We were seriously out of it. Panicked messages came in about political issues back home. Friends wanted to know what I thought about the recent scandalous campaign filings of a couple city and county officials. School board members wanted my input on strategy around domestic partner benefits for public school employees. The governing boards of some organizations I work with had energetic correspondences about various pressing concerns. But I couldn’t access my voicemail and my phone reception was bad. We had internet service at Small Pond, but we didn’t have a lot of bandwidth and sometimes trying to download email or check Facebook just wasn’t worth the wait. And besides, there were those butterflies.

We wrote a lot. This is what we had set out to do. Six hours a day every day at Small Pond, plus an hour here and there on campground picnic tables and beaches before it got too dark. We each cranked out about 50 pages of text on our current book projects, plus I did a little side work on a couple poems and a performance piece and Tina wrote a short story (her first!). We also cooked some really good meals and made some great new friends and laughed a lot.
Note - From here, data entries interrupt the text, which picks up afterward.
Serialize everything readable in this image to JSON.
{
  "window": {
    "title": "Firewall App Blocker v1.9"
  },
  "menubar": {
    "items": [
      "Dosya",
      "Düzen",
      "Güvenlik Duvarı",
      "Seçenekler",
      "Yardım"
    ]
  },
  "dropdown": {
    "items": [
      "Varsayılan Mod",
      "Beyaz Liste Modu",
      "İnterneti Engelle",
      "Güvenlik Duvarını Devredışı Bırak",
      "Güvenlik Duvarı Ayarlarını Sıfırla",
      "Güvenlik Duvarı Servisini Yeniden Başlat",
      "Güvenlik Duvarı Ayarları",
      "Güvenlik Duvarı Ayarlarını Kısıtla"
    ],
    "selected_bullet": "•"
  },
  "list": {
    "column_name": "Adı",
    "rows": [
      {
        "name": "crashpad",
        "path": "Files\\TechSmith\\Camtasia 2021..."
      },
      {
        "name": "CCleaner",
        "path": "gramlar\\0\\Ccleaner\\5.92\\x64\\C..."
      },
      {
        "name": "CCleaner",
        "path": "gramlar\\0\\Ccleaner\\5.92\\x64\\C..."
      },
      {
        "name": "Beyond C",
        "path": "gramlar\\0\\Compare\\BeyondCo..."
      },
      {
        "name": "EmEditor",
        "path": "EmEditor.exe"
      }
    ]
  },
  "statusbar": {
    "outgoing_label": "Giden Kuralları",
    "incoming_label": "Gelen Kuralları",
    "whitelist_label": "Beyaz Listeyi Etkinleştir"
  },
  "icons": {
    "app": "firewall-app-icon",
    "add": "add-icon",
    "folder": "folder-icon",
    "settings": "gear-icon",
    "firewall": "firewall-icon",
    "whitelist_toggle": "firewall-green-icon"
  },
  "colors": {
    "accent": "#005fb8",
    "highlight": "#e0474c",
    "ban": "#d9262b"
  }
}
From the perspective of a writer, this was a highly productive trip and I hope it sets the tone for the next six months, a period in which Tina and I hope to finish drafts of our books.

So, I guess we’re writers now. I’ve been resisting being a writer for 30 years, because it always seemed such an impractical enterprise. Words? You’re going to change the world with words? I have fought a lot of fights — ran for office, barricaded doors, given lectures, organized marches, outwitted corporate lawyers, advised minor neighborhood insurrections — all trying to change the world in ways I wasn’t best-suited for. The work I’m cut out for is writing, performing, and teaching.

It’s not that those fights aren’t critical, it’s just that I’ve been coming to the fights with the wrong tools in hand. It’s time for me to radically change my approach. I hope my writing and performing advance the work of my com(p)adres organizing for a sustainable, just society. And believe me, I’ll still show up when the antibiotic-laced factory-farm slurry hits the fan. I often joke with a longtime friend of mine — a friend I’ve butted heads and hearts with more’n a little bit over the years — that we may disagree in the short term about when to take action and what to do, but when the revolution comes, she knows she’ll see me there on the front lines.

This has been a year of big self-discovery for me. I’ve come to realize I probably shouldn’t be serving on your organization’s board. I shouldn’t be volunteering to help you galvanize support for your issue. I don’t have the emotional or financial resources to attend your political party banquet. I definitely shouldn’t be spending time organizing any rallies. So I won’t. I should be writing. It’s impractical for me to try to do anything else.

I’m going to be writing for now, as much as I can. Let me know when they come for the kids or the water, though, give me a sec to grab a rock or something, and I’ll see you on the ramparts.